Ergastolo ostativo: Ramonda (Apg23), “se l’Italia non si dota di un efficace sistema rieducativo non risolverà i problemi del sistema carcerario”

“L’ergastolo ostativo è incostituzionale perché disumano in quanto elimina la speranza. Anche gli ergastolani hanno il diritto di dare la prova che sono cambiati. Il problema non è la durata ma l’efficacia della pena”. Lo dichiara Giovanni Paolo Ramonda, presidente della Comunità Papa Giovanni XXIII, in merito all’ordinanza della Corte Costituzionale sull’incompatibilità dell’ergastolo ostativo con la Costituzione.

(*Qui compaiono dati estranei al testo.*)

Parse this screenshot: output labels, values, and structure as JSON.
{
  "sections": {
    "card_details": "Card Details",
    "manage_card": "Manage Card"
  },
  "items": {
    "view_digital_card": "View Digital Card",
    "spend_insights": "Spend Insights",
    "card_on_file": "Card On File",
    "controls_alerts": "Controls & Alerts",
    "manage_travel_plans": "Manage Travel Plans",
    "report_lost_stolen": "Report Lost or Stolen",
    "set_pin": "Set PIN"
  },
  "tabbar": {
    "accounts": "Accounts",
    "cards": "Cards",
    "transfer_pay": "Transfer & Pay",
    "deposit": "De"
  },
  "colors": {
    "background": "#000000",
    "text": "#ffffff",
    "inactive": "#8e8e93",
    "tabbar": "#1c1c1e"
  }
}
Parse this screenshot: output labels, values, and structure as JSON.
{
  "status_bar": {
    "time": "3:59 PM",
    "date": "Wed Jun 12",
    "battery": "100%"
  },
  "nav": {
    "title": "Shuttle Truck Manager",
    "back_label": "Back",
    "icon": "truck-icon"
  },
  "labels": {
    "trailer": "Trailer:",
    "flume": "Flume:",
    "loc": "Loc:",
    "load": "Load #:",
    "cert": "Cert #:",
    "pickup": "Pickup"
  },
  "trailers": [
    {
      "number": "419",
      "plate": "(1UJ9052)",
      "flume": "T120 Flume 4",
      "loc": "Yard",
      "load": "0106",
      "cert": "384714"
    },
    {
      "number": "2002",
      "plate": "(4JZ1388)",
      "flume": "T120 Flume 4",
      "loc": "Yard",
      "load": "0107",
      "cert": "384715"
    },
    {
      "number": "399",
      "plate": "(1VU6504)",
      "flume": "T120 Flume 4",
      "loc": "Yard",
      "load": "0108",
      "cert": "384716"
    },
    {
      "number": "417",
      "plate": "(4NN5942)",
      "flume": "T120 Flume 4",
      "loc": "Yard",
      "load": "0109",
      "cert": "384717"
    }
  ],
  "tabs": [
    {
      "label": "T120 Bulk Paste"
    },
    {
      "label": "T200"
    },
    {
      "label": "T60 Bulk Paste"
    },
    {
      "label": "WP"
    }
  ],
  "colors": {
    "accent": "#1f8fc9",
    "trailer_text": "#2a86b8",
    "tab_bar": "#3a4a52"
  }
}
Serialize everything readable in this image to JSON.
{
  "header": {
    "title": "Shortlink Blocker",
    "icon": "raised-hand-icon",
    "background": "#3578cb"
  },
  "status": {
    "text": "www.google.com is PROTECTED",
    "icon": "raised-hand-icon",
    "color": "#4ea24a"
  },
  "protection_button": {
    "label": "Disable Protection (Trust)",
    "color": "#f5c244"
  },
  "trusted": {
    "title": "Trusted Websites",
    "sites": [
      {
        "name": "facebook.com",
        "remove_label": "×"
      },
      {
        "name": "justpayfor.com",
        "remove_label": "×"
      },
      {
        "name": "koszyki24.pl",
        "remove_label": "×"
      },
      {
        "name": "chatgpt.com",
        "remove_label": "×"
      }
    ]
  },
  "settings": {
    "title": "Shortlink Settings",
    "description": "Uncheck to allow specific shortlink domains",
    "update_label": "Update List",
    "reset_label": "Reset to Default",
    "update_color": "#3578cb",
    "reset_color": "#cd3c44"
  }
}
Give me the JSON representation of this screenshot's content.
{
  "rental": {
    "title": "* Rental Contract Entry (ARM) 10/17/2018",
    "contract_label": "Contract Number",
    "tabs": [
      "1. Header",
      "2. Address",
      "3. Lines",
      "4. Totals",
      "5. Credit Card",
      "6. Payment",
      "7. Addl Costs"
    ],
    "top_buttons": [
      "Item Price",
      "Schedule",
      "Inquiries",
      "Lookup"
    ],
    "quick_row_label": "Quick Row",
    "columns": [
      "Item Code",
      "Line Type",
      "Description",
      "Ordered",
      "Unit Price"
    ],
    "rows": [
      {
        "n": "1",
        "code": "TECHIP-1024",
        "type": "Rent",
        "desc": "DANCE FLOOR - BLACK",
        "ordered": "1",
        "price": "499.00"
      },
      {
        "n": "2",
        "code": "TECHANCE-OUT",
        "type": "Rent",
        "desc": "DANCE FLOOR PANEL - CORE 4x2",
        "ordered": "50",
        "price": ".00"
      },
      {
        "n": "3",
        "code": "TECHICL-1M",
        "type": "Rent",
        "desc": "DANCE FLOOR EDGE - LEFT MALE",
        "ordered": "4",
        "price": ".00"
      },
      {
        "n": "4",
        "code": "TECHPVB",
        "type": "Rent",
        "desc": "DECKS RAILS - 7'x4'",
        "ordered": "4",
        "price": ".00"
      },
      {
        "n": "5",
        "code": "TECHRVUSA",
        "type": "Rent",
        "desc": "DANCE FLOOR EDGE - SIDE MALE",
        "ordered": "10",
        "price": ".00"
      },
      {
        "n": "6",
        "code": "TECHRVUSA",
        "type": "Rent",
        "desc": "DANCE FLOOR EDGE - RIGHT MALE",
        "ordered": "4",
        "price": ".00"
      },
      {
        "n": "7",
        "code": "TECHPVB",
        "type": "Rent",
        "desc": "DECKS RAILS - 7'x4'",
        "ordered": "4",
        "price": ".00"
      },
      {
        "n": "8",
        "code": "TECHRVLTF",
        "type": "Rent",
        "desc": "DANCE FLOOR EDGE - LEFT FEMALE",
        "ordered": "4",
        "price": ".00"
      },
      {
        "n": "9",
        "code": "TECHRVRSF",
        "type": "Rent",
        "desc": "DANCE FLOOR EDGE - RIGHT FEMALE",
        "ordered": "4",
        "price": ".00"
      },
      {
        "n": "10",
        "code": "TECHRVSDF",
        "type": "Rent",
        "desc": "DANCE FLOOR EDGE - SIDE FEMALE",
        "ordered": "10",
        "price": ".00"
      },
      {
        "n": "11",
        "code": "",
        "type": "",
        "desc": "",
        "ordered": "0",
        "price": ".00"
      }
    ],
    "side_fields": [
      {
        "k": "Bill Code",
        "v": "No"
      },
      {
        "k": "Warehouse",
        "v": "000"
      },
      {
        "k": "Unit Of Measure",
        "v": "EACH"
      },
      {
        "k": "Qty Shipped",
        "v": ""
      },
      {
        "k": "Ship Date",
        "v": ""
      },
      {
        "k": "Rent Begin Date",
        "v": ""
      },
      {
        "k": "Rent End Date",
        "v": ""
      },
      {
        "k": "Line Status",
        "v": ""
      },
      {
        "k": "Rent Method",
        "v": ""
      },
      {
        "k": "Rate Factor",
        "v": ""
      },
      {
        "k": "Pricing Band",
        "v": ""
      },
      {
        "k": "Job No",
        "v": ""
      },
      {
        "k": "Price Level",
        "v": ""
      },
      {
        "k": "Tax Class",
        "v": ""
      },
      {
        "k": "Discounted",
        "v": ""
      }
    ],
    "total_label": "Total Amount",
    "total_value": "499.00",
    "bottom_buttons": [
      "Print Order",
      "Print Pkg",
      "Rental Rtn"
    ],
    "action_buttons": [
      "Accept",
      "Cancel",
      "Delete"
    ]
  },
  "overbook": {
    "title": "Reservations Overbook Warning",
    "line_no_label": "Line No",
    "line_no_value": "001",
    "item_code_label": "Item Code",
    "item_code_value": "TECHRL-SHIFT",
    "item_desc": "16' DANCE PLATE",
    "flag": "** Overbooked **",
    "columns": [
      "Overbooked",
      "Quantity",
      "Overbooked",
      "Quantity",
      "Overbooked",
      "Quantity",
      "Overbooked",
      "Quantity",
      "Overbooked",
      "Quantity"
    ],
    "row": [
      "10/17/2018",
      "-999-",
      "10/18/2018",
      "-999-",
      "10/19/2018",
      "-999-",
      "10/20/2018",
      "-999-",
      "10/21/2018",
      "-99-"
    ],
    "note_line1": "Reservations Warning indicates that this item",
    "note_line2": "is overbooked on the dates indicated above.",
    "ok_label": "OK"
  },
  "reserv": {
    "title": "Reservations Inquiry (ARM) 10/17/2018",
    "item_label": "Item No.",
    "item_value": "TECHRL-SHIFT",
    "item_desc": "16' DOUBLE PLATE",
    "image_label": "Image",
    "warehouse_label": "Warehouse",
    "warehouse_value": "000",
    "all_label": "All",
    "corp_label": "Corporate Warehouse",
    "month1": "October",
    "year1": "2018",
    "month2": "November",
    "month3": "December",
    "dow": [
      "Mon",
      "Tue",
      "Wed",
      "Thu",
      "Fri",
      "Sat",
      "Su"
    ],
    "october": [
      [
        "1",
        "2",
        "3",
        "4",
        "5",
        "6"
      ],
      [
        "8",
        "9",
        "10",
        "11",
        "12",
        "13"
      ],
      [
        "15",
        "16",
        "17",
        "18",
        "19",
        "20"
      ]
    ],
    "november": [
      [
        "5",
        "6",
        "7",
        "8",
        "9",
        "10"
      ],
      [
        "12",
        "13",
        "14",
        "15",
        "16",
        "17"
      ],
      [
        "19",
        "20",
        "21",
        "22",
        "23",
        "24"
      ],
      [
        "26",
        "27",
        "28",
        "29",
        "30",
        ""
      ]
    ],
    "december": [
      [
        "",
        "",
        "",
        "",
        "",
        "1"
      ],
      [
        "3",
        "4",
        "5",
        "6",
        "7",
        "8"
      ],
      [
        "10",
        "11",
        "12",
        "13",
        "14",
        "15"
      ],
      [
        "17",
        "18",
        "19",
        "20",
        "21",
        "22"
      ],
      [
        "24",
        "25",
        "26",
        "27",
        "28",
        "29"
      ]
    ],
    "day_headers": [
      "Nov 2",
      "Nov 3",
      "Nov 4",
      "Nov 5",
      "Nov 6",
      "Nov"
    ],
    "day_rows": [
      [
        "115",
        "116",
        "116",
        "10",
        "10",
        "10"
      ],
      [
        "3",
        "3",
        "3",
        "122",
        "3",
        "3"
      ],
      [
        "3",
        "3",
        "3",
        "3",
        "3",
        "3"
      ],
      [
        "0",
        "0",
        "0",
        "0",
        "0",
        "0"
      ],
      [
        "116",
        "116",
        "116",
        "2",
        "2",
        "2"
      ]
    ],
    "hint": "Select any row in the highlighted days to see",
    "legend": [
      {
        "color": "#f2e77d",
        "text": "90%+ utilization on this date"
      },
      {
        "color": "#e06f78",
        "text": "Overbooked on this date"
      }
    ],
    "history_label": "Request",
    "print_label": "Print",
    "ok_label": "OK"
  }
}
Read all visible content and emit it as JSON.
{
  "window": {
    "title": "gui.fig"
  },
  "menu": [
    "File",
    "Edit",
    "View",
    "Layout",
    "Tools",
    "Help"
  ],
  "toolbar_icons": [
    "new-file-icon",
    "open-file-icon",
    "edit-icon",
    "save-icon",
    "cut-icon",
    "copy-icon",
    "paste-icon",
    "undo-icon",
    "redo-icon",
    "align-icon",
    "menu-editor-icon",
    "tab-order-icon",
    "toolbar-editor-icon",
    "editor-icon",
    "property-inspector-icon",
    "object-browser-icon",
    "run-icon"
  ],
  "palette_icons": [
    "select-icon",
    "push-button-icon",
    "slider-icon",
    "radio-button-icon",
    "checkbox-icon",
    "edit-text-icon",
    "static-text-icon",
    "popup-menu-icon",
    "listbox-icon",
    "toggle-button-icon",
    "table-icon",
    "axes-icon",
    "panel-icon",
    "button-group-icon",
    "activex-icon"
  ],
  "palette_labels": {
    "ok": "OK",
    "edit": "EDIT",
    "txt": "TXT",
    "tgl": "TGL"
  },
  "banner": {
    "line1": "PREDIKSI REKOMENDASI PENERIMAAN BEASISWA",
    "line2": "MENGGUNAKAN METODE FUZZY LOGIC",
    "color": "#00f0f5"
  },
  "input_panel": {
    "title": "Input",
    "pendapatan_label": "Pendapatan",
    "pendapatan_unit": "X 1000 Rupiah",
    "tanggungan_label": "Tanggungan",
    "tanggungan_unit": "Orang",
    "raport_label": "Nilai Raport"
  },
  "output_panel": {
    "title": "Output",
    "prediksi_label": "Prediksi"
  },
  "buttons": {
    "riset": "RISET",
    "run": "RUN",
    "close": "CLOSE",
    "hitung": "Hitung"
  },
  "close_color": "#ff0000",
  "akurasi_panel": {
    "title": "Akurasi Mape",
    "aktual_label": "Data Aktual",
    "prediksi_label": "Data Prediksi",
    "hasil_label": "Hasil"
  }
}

“L’attuale carcere – denuncia Ramonda – non rieduca, per cui la maggior parte di chi esce di prigione poi torna dentro con pene ancora più pesanti. Pertanto se l’Italia non si dota di un efficace sistema rieducativo come quello che noi applichiamo nelle nostre comunità per carcerati allora non risolverà i problemi del sistema carcerario”. Come ricorda il presidente della Comunità Papa Giovanni XXIII, “fu don Benzi a mettersi per primo al fianco degli ergastolani: una persona condannata, diceva don Oreste, deve pagare per i suoi delitti, ma può riscattarsi e cambiare vita, perché l’uomo non è il suo errore”. “Attualmente – evidenzia Ramonda – gestiamo 10 Comunità educanti con i carcerati. Seguono un metodo duro, più impegnativo del carcere. Chi lo completa è nella gran parte dei casi una persona nuova, non più un pericolo ma una risorsa per la società. Se questa esperienza funziona perché non promuoverla?”.
Nelle 10 Comunità educanti con i carcerati (Cec), strutture dove i detenuti sono rieducati attraverso esperienze di servizio ai più deboli, sono ad oggi presenti 290 detenuti. Negli ultimi 10 anni sono state accolte 695 persone.
La Comunità Papa Giovanni XXIII sottolinea come questo approccio faccia crollare la recidiva: “Per chi esce dal carcere – viene spiegato – la tendenza a commettere di nuovo dei reati, la cosiddetta recidiva, è il 75% dei casi. Invece nelle comunità della Papa Giovanni, dove i detenuti sono rieducati attraverso esperienze di servizio ai più deboli, i casi di recidiva sono appena il 15%”.